InitWithBytes is more efficient than [Init] if the input is a byte slice. No allocation for the text is made if its internal buffer capacity is already large enough.
func (*Segmenter) InitWithString ¶
InitWithString resets the segmenter storage with the given string input, and computes the attributes required to segment the text.
InitWithString returns an error if paragraph includes an invalid UTF-8 sequence.
InitWithString is more efficient than [Init] if the input is a string. No allocation for the text is made if its internal buffer capacity is already large enough.
func (*Segmenter) LineIterator ¶
func (sg *Segmenter) LineIterator() *LineIterator
LineIterator returns an iterator on the lines delimited in [Init].
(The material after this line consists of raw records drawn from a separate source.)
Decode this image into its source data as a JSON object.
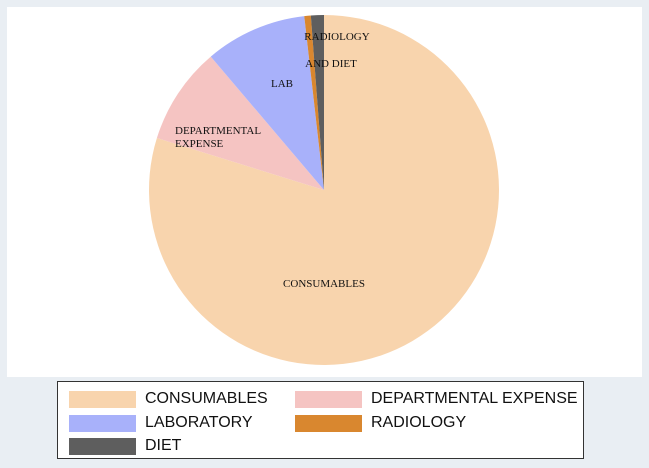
{
  "colors": {
    "background": "#e9eef3",
    "plot_background": "#ffffff"
  },
  "chart_data": {
    "type": "pie",
    "title": "",
    "start": "12 o'clock",
    "direction": "clockwise",
    "slices": [
      {
        "name": "CONSUMABLES",
        "value": 79.8,
        "color": "#f8d4ad",
        "label": "CONSUMABLES"
      },
      {
        "name": "DEPARTMENTAL EXPENSE",
        "value": 9.0,
        "color": "#f5c4c2",
        "label": "DEPARTMENTAL EXPENSE"
      },
      {
        "name": "LABORATORY",
        "value": 9.4,
        "color": "#a8b1fa",
        "label": "LAB"
      },
      {
        "name": "RADIOLOGY",
        "value": 0.6,
        "color": "#d9872f",
        "label": "RADIOLOGY"
      },
      {
        "name": "DIET",
        "value": 1.2,
        "color": "#5e5e5e",
        "label": "AND DIET"
      }
    ],
    "legend": {
      "position": "bottom",
      "entries": [
        "CONSUMABLES",
        "DEPARTMENTAL EXPENSE",
        "LABORATORY",
        "RADIOLOGY",
        "DIET"
      ]
    }
  }
}
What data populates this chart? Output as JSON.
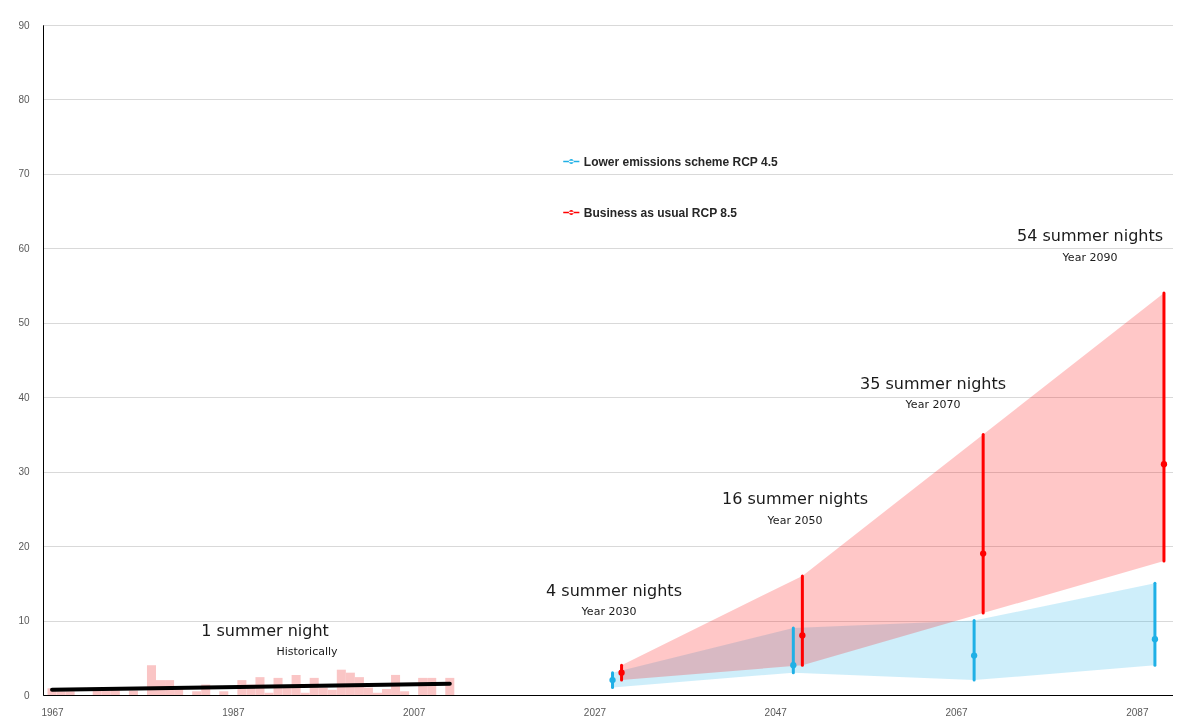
{
  "chart_data": {
    "type": "bar",
    "xlim": [
      1966,
      2091
    ],
    "xticks": [
      1967,
      1987,
      2007,
      2027,
      2047,
      2067,
      2087
    ],
    "ylim": [
      0,
      90
    ],
    "yticks": [
      0,
      10,
      20,
      30,
      40,
      50,
      60,
      70,
      80,
      90
    ],
    "grid": "y",
    "legend": "top",
    "series": [
      {
        "color": "#fac5c5",
        "x": [
          1967,
          1968,
          1969,
          1970,
          1971,
          1972,
          1973,
          1974,
          1975,
          1976,
          1977,
          1978,
          1979,
          1980,
          1981,
          1982,
          1983,
          1984,
          1985,
          1986,
          1987,
          1988,
          1989,
          1990,
          1991,
          1992,
          1993,
          1994,
          1995,
          1996,
          1997,
          1998,
          1999,
          2000,
          2001,
          2002,
          2003,
          2004,
          2005,
          2006,
          2007,
          2008,
          2009,
          2010,
          2011
        ],
        "values": [
          0.9,
          0.5,
          0.5,
          0,
          0,
          0.6,
          0.6,
          0.7,
          0,
          0.6,
          0,
          4.0,
          2.0,
          2.0,
          0.8,
          0,
          0.5,
          1.4,
          0,
          0.5,
          0,
          2.0,
          1.4,
          2.4,
          0.3,
          2.3,
          1.0,
          2.7,
          0.3,
          2.3,
          1.0,
          0.7,
          3.4,
          3.0,
          2.4,
          1.0,
          0.3,
          0.8,
          2.7,
          0.5,
          0,
          2.3,
          2.3,
          0,
          2.3
        ]
      },
      {
        "type": "line",
        "color": "#000000",
        "x": [
          1967,
          2011
        ],
        "values": [
          0.7,
          1.5
        ]
      },
      {
        "name": "Lower emissions scheme RCP 4.5",
        "type": "scatter",
        "marker": "circle",
        "color": "#1fb0e6",
        "x": [
          2029,
          2049,
          2069,
          2089
        ],
        "values": [
          2,
          4,
          5.3,
          7.5
        ],
        "errors": [
          [
            1,
            3
          ],
          [
            3,
            9
          ],
          [
            2,
            10
          ],
          [
            4,
            15
          ]
        ],
        "lower": [
          1,
          3,
          2,
          4
        ],
        "upper": [
          3,
          9,
          10,
          15
        ]
      },
      {
        "name": "Business as usual RCP 8.5",
        "type": "scatter",
        "marker": "circle",
        "color": "#ff0000",
        "x": [
          2030,
          2050,
          2070,
          2090
        ],
        "values": [
          3,
          8,
          19,
          31
        ],
        "errors": [
          [
            2,
            4
          ],
          [
            4,
            16
          ],
          [
            11,
            35
          ],
          [
            18,
            54
          ]
        ],
        "lower": [
          2,
          4,
          11,
          18
        ],
        "upper": [
          4,
          16,
          35,
          54
        ]
      }
    ],
    "annotations": [
      "1 summer night",
      "Historically",
      "4 summer nights",
      "Year 2030",
      "16 summer nights",
      "Year 2050",
      "35 summer nights",
      "Year 2070",
      "54 summer nights",
      "Year 2090"
    ]
  }
}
func (*Segmenter) WordIterator ¶
func (sg *Segmenter) WordIterator() *WordIterator
WordIterator returns an iterator over the word delimited in [Init].
type Word ¶
type Word struct {
// Text is a subslice of the original input slice, containing the delimited word
Text []rune
// Offset is the start of the word in the input rune slice
Offset int
// OffsetInBytes is the start of the word in the input, in UTF-8 bytes
OffsetInBytes int
// LengthInBytes is the length of the word in the input, in UTF-8 bytes
LengthInBytes int
}
Word is the content of a word delimited by the segmenter.
More precisely, a word is formed by runes with the [Alphabetic] property, or with a General_Category of Number, delimited by the Word Boundary Unicode Property.
See also https://unicode.org/reports/tr29/#Word_Boundary_Rules, http://unicode.org/reports/tr44/#Alphabetic and http://unicode.org/reports/tr44/#General_Category_Values
type WordIterator ¶
type WordIterator struct {
// contains filtered or unexported fields
}
func (*WordIterator) Next ¶
func (gr *WordIterator) Next() bool
Next returns true if there is still a word to process, and advances the iterator; or return false.